Vous l’aurez compris, Vallée est un fan de la première heure du travail d’Alexandra Stréliski. Le réalisateur a aussi placé des pièces de son premier album, Pianoscope, lancé à compte d’auteur en 2010, dans Dallas Buyers Club et Demolition. Rien de plus normal pour cette spécialiste de la musique à l’image, qui a travaillé dans la publicité pendant des années. Si elle a été comblée par ce métier pendant longtemps, elle a fini par frapper le mur de l’épuisement professionnel, qui l’a amenée à s’interroger sur ses envies les plus profondes. Ce n’est pas pour rien que son album, fruit de son introspection, s’appelle Inscape, un mot qui décrit la plongée dans son paysage intérieur. Et il n’y a rien d’innocent non plus à ce qu’on y trouve une pièce qui s’intitule Burnout Fugue… « Dans la fugue, on retrouve plusieurs voix mélodiques et c’est exactement ce qui se passe dans un burnout, où te retrouves avec toutes sortes de phrases qui tournent en boucle dans ta tête », explique Alexandra, qui dit avoir composé cette pièce dans l’urgence.

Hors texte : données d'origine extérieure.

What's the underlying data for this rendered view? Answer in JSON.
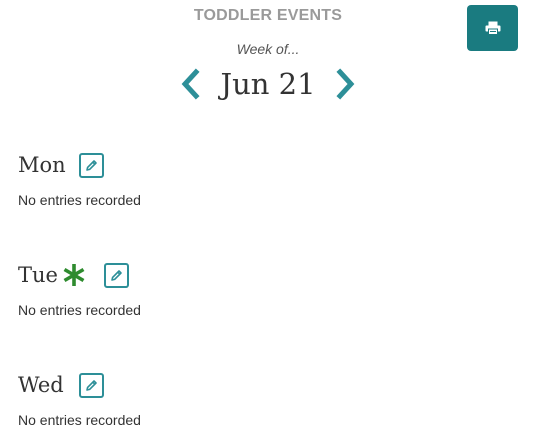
{
  "header": {
    "title": "TODDLER EVENTS",
    "week_of_label": "Week of...",
    "week_label": "Jun 21"
  },
  "icons": {
    "prev": "chevron-left-icon",
    "next": "chevron-right-icon",
    "print": "print-icon",
    "edit": "pencil-icon",
    "flag": "asterisk-icon"
  },
  "colors": {
    "accent": "#2d8f98",
    "print_button": "#1a7b80",
    "asterisk": "#2e8b2e",
    "title_gray": "#9a9a9a"
  },
  "days": [
    {
      "name": "Mon",
      "flagged": false,
      "entries_text": "No entries recorded"
    },
    {
      "name": "Tue",
      "flagged": true,
      "entries_text": "No entries recorded"
    },
    {
      "name": "Wed",
      "flagged": false,
      "entries_text": "No entries recorded"
    }
  ]
}
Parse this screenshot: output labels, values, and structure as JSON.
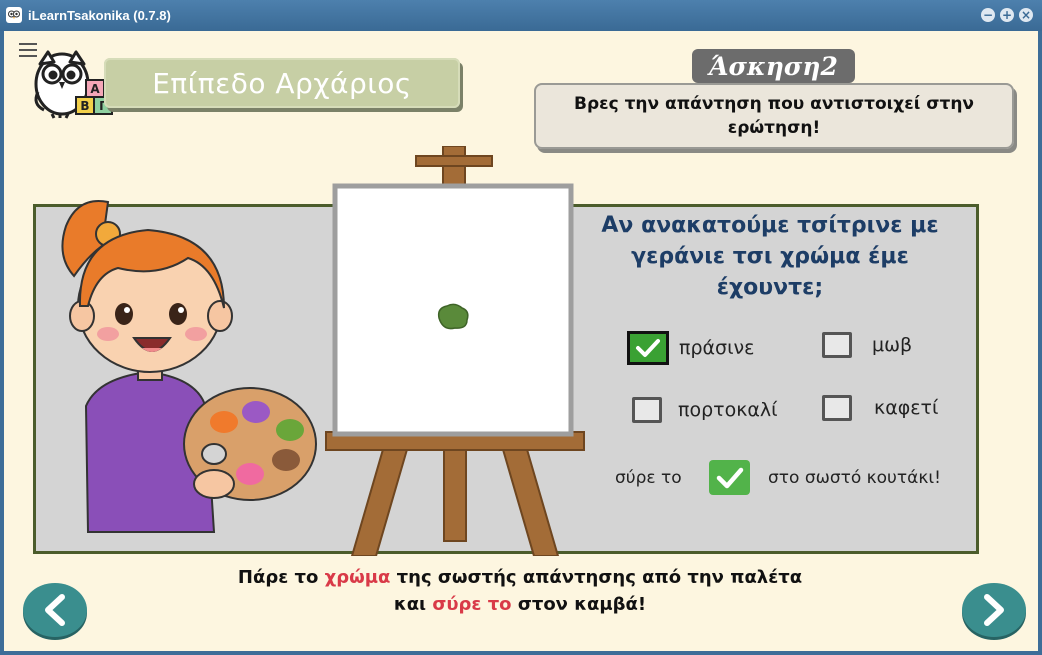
{
  "window": {
    "title": "iLearnTsakonika (0.7.8)",
    "buttons": {
      "minimize": "−",
      "maximize": "+",
      "close": "×"
    }
  },
  "header": {
    "menu_icon": "hamburger-menu-icon",
    "mascot_blocks": [
      "Α",
      "Β",
      "Γ"
    ],
    "level_label": "Επίπεδο Αρχάριος",
    "exercise_label": "Άσκηση2",
    "instruction": "Βρες την απάντηση που αντιστοιχεί στην ερώτηση!"
  },
  "question": {
    "text": "Αν ανακατούμε τσίτρινε με γεράνιε τσι χρώμα έμε έχουντε;"
  },
  "options": [
    {
      "label": "πράσινε",
      "checked": true
    },
    {
      "label": "μωβ",
      "checked": false
    },
    {
      "label": "πορτοκαλί",
      "checked": false
    },
    {
      "label": "καφετί",
      "checked": false
    }
  ],
  "drag_hint": {
    "before": "σύρε το",
    "after": "στο σωστό κουτάκι!"
  },
  "bottom": {
    "line1_a": "Πάρε το ",
    "line1_hl": "χρώμα",
    "line1_b": " της σωστής απάντησης από την παλέτα",
    "line2_a": "και ",
    "line2_hl": "σύρε το",
    "line2_b": " στον καμβά!"
  },
  "colors": {
    "accent_teal": "#3a8e8e",
    "check_green": "#3aa133",
    "highlight_red": "#d93a48",
    "panel_border": "#4b5c2b",
    "question_blue": "#1d3d66",
    "paint_blob": "#5a8a3a"
  }
}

Malgré la tempête interne qui l’a alimentée, cette musique, qui repose sur le piano solo, a quelque chose d’enveloppant et d’apaisant. Faute de mieux, on la qualifie de « néo-classique », un terme apparu il y a une centaine d’années, mais qu’on a dépoussiéré pour parler d’un genre instrumental qui trouve la faveur de mélomanes en tous genres. Parmi les noms que l’on associe au genre aujourd’hui, on retrouve presque exclusivement des pianistes, comme les Canadiens Jean-Michel Blais et Chilly Gonzales, ainsi quelques Islandais, tels Olafur Arnalds. De la fort belle compagnie, au sein de laquelle Alexandra se sent très à l’aise. « Ça ne me gêne pas du tout, cette étiquette, je dirais même que je la revendique! », lance-t-elle avec enthousiasme. « Lorsque j’ai rencontré Jean-Michel Blais, c’est comme si je m’étais retrouvée face à face avec mon jumeau cosmique. Nous avons tous – et j’inclus certainement Gonzales dans ce groupe – des points en commun : nous avons fait des études en musique et nous avons rejeté le côté rigide de l’académisme. »

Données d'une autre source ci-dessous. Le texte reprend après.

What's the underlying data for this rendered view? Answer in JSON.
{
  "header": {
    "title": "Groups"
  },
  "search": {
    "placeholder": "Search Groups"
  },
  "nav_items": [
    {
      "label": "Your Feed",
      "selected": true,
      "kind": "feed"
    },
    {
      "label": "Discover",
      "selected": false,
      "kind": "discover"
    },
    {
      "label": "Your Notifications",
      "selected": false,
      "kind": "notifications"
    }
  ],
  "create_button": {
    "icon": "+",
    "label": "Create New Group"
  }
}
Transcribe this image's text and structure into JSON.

Ce qui explique aussi que cette musique est beaucoup plus émotive qu’intellectuelle. Ses adeptes préfèrent de loin susciter des émotions chez des publics de profanes plutôt que de séduire l’élite par une approche avant-gardiste. Accessible, évocatrice et imagée… pas étonnant qu’elle inspire autant de cinéastes. Alexandra est la première à dire qu’il n’y a rien de révolutionnaire dans son approche mélodique et se réjouit de constater qu’elle touche un large public. « Je pense que l’utilisation du piano y est pour beaucoup, explique Alexandra. C’est un instrument magique qui vient tout de suite chercher les gens. »

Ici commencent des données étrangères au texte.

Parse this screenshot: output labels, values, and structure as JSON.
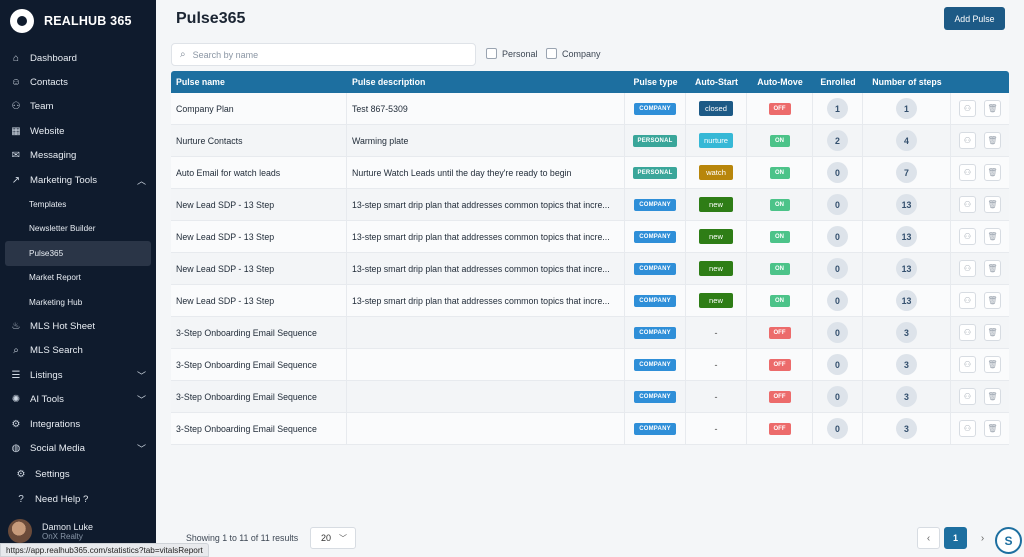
{
  "brand": {
    "name": "REALHUB 365"
  },
  "sidebar": {
    "items": [
      {
        "label": "Dashboard",
        "icon": "dashboard-icon"
      },
      {
        "label": "Contacts",
        "icon": "smiley-icon"
      },
      {
        "label": "Team",
        "icon": "team-icon"
      },
      {
        "label": "Website",
        "icon": "grid-icon"
      },
      {
        "label": "Messaging",
        "icon": "mail-icon"
      },
      {
        "label": "Marketing Tools",
        "icon": "trend-icon"
      }
    ],
    "marketing_sub": [
      {
        "label": "Templates"
      },
      {
        "label": "Newsletter Builder"
      },
      {
        "label": "Pulse365"
      },
      {
        "label": "Market Report"
      },
      {
        "label": "Marketing Hub"
      }
    ],
    "items2": [
      {
        "label": "MLS Hot Sheet",
        "icon": "flame-icon"
      },
      {
        "label": "MLS Search",
        "icon": "search-icon"
      },
      {
        "label": "Listings",
        "icon": "listings-icon"
      },
      {
        "label": "AI Tools",
        "icon": "ai-icon"
      },
      {
        "label": "Integrations",
        "icon": "integrations-icon"
      },
      {
        "label": "Social Media",
        "icon": "globe-icon"
      }
    ],
    "settings": "Settings",
    "help": "Need Help ?",
    "user": {
      "name": "Damon Luke",
      "org": "OnX Realty"
    }
  },
  "status_url": "https://app.realhub365.com/statistics?tab=vitalsReport",
  "header": {
    "title": "Pulse365",
    "add_label": "Add Pulse"
  },
  "search": {
    "placeholder": "Search by name",
    "value": ""
  },
  "filters": {
    "personal": "Personal",
    "company": "Company"
  },
  "table": {
    "columns": [
      "Pulse name",
      "Pulse description",
      "Pulse type",
      "Auto-Start",
      "Auto-Move",
      "Enrolled",
      "Number of steps"
    ],
    "rows": [
      {
        "name": "Company Plan",
        "desc": "Test 867-5309",
        "type": "COMPANY",
        "auto": "closed",
        "move": "OFF",
        "enrolled": "1",
        "steps": "1"
      },
      {
        "name": "Nurture Contacts",
        "desc": "Warming plate",
        "type": "PERSONAL",
        "auto": "nurture",
        "move": "ON",
        "enrolled": "2",
        "steps": "4"
      },
      {
        "name": "Auto Email for watch leads",
        "desc": "Nurture Watch Leads until the day they're ready to begin",
        "type": "PERSONAL",
        "auto": "watch",
        "move": "ON",
        "enrolled": "0",
        "steps": "7"
      },
      {
        "name": "New Lead SDP - 13 Step",
        "desc": "13-step smart drip plan that addresses common topics that incre...",
        "type": "COMPANY",
        "auto": "new",
        "move": "ON",
        "enrolled": "0",
        "steps": "13"
      },
      {
        "name": "New Lead SDP - 13 Step",
        "desc": "13-step smart drip plan that addresses common topics that incre...",
        "type": "COMPANY",
        "auto": "new",
        "move": "ON",
        "enrolled": "0",
        "steps": "13"
      },
      {
        "name": "New Lead SDP - 13 Step",
        "desc": "13-step smart drip plan that addresses common topics that incre...",
        "type": "COMPANY",
        "auto": "new",
        "move": "ON",
        "enrolled": "0",
        "steps": "13"
      },
      {
        "name": "New Lead SDP - 13 Step",
        "desc": "13-step smart drip plan that addresses common topics that incre...",
        "type": "COMPANY",
        "auto": "new",
        "move": "ON",
        "enrolled": "0",
        "steps": "13"
      },
      {
        "name": "3-Step Onboarding Email Sequence",
        "desc": "",
        "type": "COMPANY",
        "auto": "-",
        "move": "OFF",
        "enrolled": "0",
        "steps": "3"
      },
      {
        "name": "3-Step Onboarding Email Sequence",
        "desc": "",
        "type": "COMPANY",
        "auto": "-",
        "move": "OFF",
        "enrolled": "0",
        "steps": "3"
      },
      {
        "name": "3-Step Onboarding Email Sequence",
        "desc": "",
        "type": "COMPANY",
        "auto": "-",
        "move": "OFF",
        "enrolled": "0",
        "steps": "3"
      },
      {
        "name": "3-Step Onboarding Email Sequence",
        "desc": "",
        "type": "COMPANY",
        "auto": "-",
        "move": "OFF",
        "enrolled": "0",
        "steps": "3"
      }
    ]
  },
  "footer": {
    "results": "Showing 1 to 11 of 11 results",
    "page_size": "20",
    "current_page": "1"
  },
  "colors": {
    "company": "#2f8fd8",
    "personal": "#3aa69a",
    "closed": "#1d5a86",
    "nurture": "#36b8d6",
    "watch": "#b8860b",
    "new": "#2e7d16",
    "on": "#4cc389",
    "off": "#ec6b6b"
  }
}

Avec la sortie d’Inscape, Alexandra s’apprête à entrer dans la lumière en proposant un spectacle qu’elle décrit comme « intime, poétique et immersif ». Et si elle est présentement en train de créer son propre univers, elle a bien l’intention de continuer à créer des musiques pour les images des autres. « Éventuellement j’aimerais faire un projet avec des chanteurs, mais mon but c’est surtout de continuer à faire du cinéma, explique-t-elle. J’aime beaucoup les gens qui ont une signature visuelle très affirmée, comme Michel Gondry ou Wes Anderson. Mais j’adorerais aussi travailler avec Denis Villeneuve! » Quelque chose nous dit que son téléphone n’a pas fini de sonner.